For 2024 the aim remains to post a review at least every other Friday and to complete the Bookpacking reading journey.

27 September 2019

The Wicked Boy – Kate Summerscale


The boy in this Victorian true-crime story is thirteen year old Robert Coombes. For over a week in July 1895, with his father away at sea, he and his younger brother, Nathaniel, maintained the fiction that their mother was away visiting relatives. But as they pawned family valuables, visited the test match at Lords cricket ground, and played cards with a simple-minded family friend the smell from the upstairs bedroom was getting worse and worse.

Kate Summerscale takes the reader steadily through the fateful week and then through the discovery and investigation of the murder (for such it is), and the trial and punishment of the perpetrator, combining a forensic approach to the detail of the case with a rich contextual analysis of the social history of the period in London’s East End.

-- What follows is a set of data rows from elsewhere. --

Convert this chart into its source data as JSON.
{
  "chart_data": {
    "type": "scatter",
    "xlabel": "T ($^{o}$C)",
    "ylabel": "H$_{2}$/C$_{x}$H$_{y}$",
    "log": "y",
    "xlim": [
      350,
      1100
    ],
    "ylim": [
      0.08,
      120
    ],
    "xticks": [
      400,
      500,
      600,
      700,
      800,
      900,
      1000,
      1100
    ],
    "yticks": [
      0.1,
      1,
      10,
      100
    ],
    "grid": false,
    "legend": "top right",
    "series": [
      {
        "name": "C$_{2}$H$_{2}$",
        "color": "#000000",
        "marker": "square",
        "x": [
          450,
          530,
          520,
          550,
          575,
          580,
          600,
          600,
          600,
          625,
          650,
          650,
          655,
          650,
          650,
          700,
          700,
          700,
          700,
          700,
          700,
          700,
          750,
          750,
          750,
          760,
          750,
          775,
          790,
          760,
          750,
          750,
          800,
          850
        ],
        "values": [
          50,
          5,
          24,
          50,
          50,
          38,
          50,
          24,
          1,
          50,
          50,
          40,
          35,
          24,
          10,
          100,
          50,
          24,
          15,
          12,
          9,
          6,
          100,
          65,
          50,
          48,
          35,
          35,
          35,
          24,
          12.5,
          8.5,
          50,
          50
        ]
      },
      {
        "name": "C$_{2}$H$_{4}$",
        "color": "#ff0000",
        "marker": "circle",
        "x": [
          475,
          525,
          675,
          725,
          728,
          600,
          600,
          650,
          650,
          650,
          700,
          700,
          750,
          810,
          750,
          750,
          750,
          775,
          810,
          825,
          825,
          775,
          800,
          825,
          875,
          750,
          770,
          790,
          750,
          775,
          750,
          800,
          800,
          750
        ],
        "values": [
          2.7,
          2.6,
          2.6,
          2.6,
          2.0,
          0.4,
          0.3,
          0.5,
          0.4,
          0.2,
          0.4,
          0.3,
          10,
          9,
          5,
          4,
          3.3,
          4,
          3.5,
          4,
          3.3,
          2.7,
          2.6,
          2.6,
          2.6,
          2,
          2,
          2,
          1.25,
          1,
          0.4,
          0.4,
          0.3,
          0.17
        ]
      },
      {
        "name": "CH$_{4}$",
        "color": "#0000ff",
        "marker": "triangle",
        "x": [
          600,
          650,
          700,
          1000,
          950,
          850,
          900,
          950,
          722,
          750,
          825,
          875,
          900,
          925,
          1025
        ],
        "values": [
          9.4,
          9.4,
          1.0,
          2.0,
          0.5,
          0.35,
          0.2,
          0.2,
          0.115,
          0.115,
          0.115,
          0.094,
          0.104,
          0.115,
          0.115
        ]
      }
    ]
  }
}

The title should maybe have a question mark appended as Summerscale weighs the evidence on the boy’s actions – wicked by nature or by the circumstances of his upbringing and environment. And the story continues well after 1895 and far beyond London as surprising new evidence comes to light on Robert Coombes’ later life.

The writing sucks in the reader, hungry for detail and resolution yet happy enough to be taken off at interesting tangents that never outstay their welcome. A fascinating and enthralling read that engenders wonder at Kate Summerscale’s depth of research, so lightly worn.